Изменить размер шрифта - +
В армии было все понятно, здесь — ничего. «В городе ничего не изменилось, только девочки стали взрослыми девушками. Но они жили в таком сложном мире давно установившейся дружбы и мимолетных ссор, что у Кребса не хватало ни энергии, ни смелости войти в этот мир». Он прогуливался по городу, демонстрируя офицерский плащ, хромоту и красивую трость. Валялся на кровати, ходил в библиотеку. Его комната была полна сувениров — патроны, осколки, каски, ракетница, которая сгодилась на фейерверк для малышей. Пить дома было строжайше запрещено; он тайком добывал коньяк и ликеры, учил Марселину и Санни пить, курить и ругаться, убеждал их, что за пределами Оук-Парка есть «настоящая жизнь». Он никак не мог повзрослеть.

«Он (Кребс. — М. Ч.) смутно ощущал потребность в женщине. Ему нужна была женщина, но лень было ее добиваться. Он был не прочь иметь женщину, но не хотел долго добиваться ее. Не хотел никаких уловок и ухищрений. Он не хотел тратить время на ухаживание. Не хотел больше врать. Дело того не стоило. Он не хотел себя связывать. Он больше не хотел себя связывать. Он хотел жить, не связывая себя ничем. Да и не так уж была ему нужна женщина. Армия приучила его жить без этого. Было принято делать вид, что не можешь обойтись без женщины. Почти все так говорили. Но это была неправда. Женщина была вовсе не нужна. Это и было самое смешное. Сначала человек хвастался тем, что женщины для него ничего не значат, что он никогда о них не думает, что они его не волнуют. Потом он хвастался, что не может обойтись без женщин, что он дня не может без них прожить, что он не может уснуть без женщины. Все это было вранье. <…> Дело того не стоило. Вот чем были хороши француженки и немки. Никаких этих разговоров».

Увы, не было никаких француженок и немок, это тоже вранье. Были только две одиннадцатилетние девочки из Оук-Парка, что таскались за ним по пятам и дежурили у дома. Неизвестно, понимали ли близкие, как он заврался, но чувствовали, что с ним «что-то не так». Марселина писала, что он походил на человека, «томящегося в ящике с забитой гвоздями крышкой». Карл Эдгар вынес впечатление, что Эрнест «вернулся фигурально и буквально растерзанным на куски». Он хотел писать, но не получалось. Ездил в Чикаго, встречался с товарищами по Красному Кресту, приглашал их в Оук-Парк, устраивал шумные ужины, родители были недовольны. Ждал Агнес, писал ей часто, она отвечала все реже и прохладнее. Он спрашивал, тоскует ли любимая — та отвечала, что «слишком занята, чтобы тосковать», и, как нарочно, рассказывала о настоящих бойцах «ардитти» — какие это потрясающие мужчины. Можно догадаться, каково ему было читать об этом. Вдобавок Агнес, кажется, уже не собиралась возвращаться в Америку. Из ее письма 3 февраля: «Мое будущее для меня загадка, и я не уверена, что знаю, как поступлю. Ехать ли домой, остаться ли на военной службе — я сейчас это решаю». 15 февраля: «Мне предлагают остаться на год в Риме, но я собираюсь на Балканы…»
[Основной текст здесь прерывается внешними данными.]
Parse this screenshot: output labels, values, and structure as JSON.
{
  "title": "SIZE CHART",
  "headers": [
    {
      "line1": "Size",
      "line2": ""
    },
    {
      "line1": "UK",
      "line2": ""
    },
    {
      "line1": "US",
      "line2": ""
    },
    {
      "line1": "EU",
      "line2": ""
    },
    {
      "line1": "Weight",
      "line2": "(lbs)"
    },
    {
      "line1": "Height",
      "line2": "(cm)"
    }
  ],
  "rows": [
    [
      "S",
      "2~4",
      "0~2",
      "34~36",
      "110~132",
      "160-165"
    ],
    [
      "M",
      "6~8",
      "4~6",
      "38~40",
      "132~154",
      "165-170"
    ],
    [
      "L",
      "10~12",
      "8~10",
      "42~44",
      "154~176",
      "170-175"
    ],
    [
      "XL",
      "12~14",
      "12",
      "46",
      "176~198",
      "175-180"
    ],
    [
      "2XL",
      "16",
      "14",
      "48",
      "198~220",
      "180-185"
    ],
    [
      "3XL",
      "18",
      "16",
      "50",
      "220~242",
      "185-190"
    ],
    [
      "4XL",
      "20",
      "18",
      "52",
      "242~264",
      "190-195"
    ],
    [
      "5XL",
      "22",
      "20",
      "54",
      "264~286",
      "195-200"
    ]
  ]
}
Третьего марта Эрнест писал Гэмблу: «Невеста моя все еще в забытом богом местечке Торре-ди-Моста за Пьяве… Она пока не знает, когда вернется домой. А я откладываю деньги. Можешь себе представить? Я не могу… Вот что значит не пить и быть за тридевять земель от друзей. Может быть, теперь, когда я исправился, я ей больше не понравлюсь, правда, исправился я не окончательно… <…> Каждый день, каждую минуту я корю себя за то, что меня нет с тобой в Таормине. У меня дьявольская ностальгия по Италии, особенно когда подумаю, что мог бы быть сейчас там и с тобой. Честно, командир, даже писать об этом больно. Только подумаю о нашей Таормине при лунном свете, и мы с тобой, иногда навеселе, но всегда чуть-чуть, для удовольствия, прогуливаемся по этому древнему городу, и на море лежит лунная дорожка, и Этна коптит вдалеке, и повсюду черные тени, и лунный свет перерезает лестничный марш позади виллы.